In human cardiovascular patients, LIPUS has demonstrated an angiogenesis-promoting effect believed to involve upregulation of vascular endothelial growth factor. Additionally, LESWT has been shown to markedly improve erectile function in patients with organic ED [75] through downregulating receptors for advanced glycation end products [76] and the recruitment of endogenous mesenchymal stem cells [77]. As an indication of the widespread enthusiasm it has received from urologists, LESWT has already been discussed in the first-line therapy section (Section 3.5.3; page 24) of the European Association of Urology Sexual Dysfunction Guidelines [78], but has not yet been recommended, as further studies to define the mechanism of action and the best treatment protocol have yet to be carried out.

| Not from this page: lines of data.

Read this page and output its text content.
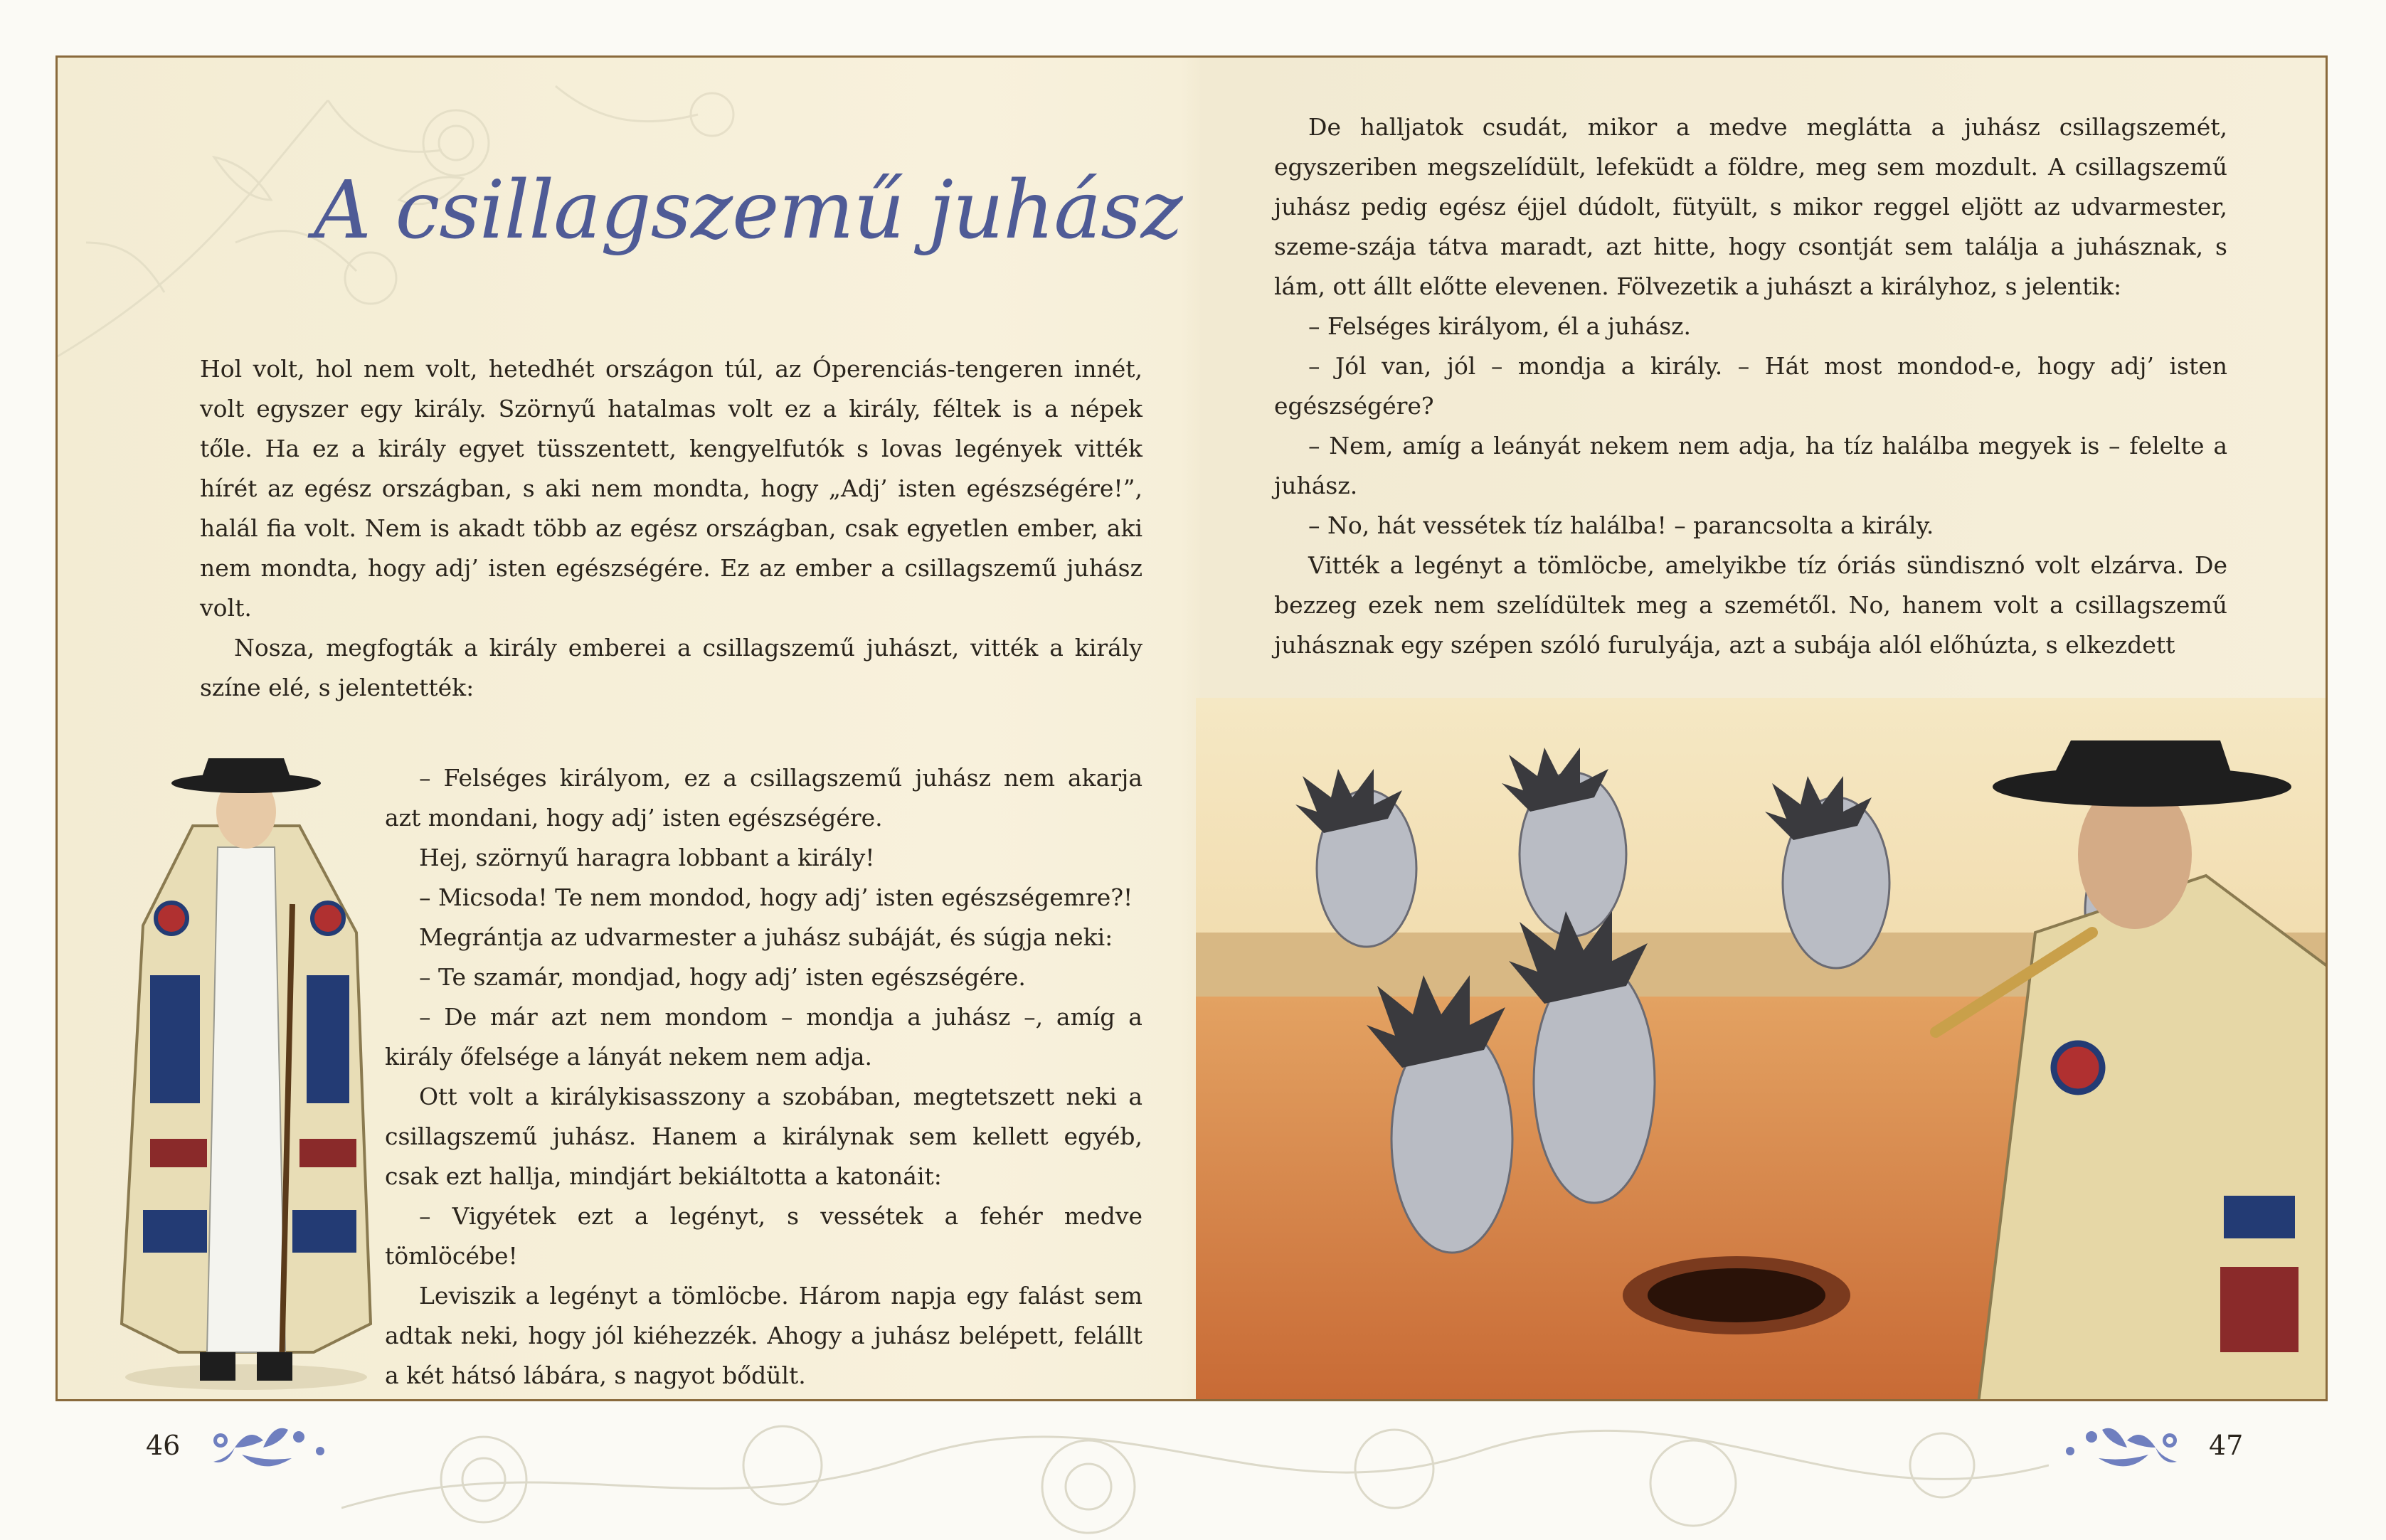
A csillagszemű juhász

Hol volt, hol nem volt, hetedhét országon túl, az Óperenciás-tengeren innét, volt egyszer egy király. Szörnyű hatalmas volt ez a király, féltek is a népek tőle. Ha ez a király egyet tüsszentett, kengyelfutók s lovas legények vitték hírét az egész országban, s aki nem mondta, hogy „Adj’ isten egészségére!”, halál fia volt. Nem is akadt több az egész országban, csak egyetlen ember, aki nem mondta, hogy adj’ isten egészségére. Ez az ember a csillagszemű juhász volt.

Nosza, megfogták a király emberei a csillagszemű juhászt, vitték a király színe elé, s jelentették:

– Felséges királyom, ez a csillagszemű juhász nem akarja azt mondani, hogy adj’ isten egészségére.

Hej, szörnyű haragra lobbant a király!

– Micsoda! Te nem mondod, hogy adj’ isten egészségemre?!

Megrántja az udvarmester a juhász subáját, és súgja neki:

– Te szamár, mondjad, hogy adj’ isten egészségére.

– De már azt nem mondom – mondja a juhász –, amíg a király őfelsége a lányát nekem nem adja.

Ott volt a királykisasszony a szobában, megtetszett neki a csillagszemű juhász. Hanem a királynak sem kellett egyéb, csak ezt hallja, mindjárt bekiáltotta a katonáit:

– Vigyétek ezt a legényt, s vessétek a fehér medve tömlöcébe!

Leviszik a legényt a tömlöcbe. Három napja egy falást sem adtak neki, hogy jól kiéhezzék. Ahogy a juhász belépett, felállt a két hátsó lábára, s nagyot bődült.

De halljatok csudát, mikor a medve meglátta a juhász csillagszemét, egyszeriben megszelídült, lefeküdt a földre, meg sem mozdult. A csillagszemű juhász pedig egész éjjel dúdolt, fütyült, s mikor reggel eljött az udvarmester, szeme-szája tátva maradt, azt hitte, hogy csontját sem találja a juhásznak, s lám, ott állt előtte elevenen. Fölvezetik a juhászt a királyhoz, s jelentik:

– Felséges királyom, él a juhász.

– Jól van, jól – mondja a király. – Hát most mondod-e, hogy adj’ isten egészségére?

– Nem, amíg a leányát nekem nem adja, ha tíz halálba megyek is – felelte a juhász.

– No, hát vessétek tíz halálba! – parancsolta a király.

Vitték a legényt a tömlöcbe, amelyikbe tíz óriás sündisznó volt elzárva. De bezzeg ezek nem szelídültek meg a szemétől. No, hanem volt a csillagszemű juhásznak egy szépen szóló furulyája, azt a subája alól előhúzta, s elkezdett

46	47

By utilizing these non-invasive methods, if we are successful, we will be able to potentially mitigate or eliminate the safety and methodological concerns about stem cell acquisition, preparation, and delivery that were discussed above. As with stem-cell therapy, the underlying mechanisms of therapeutic ultrasound and the biological effects it has on the human body remain to be investigated, and well-designed rigorous studies are needed to further define the mechanism of action, safety profile, and efficacy of treatment.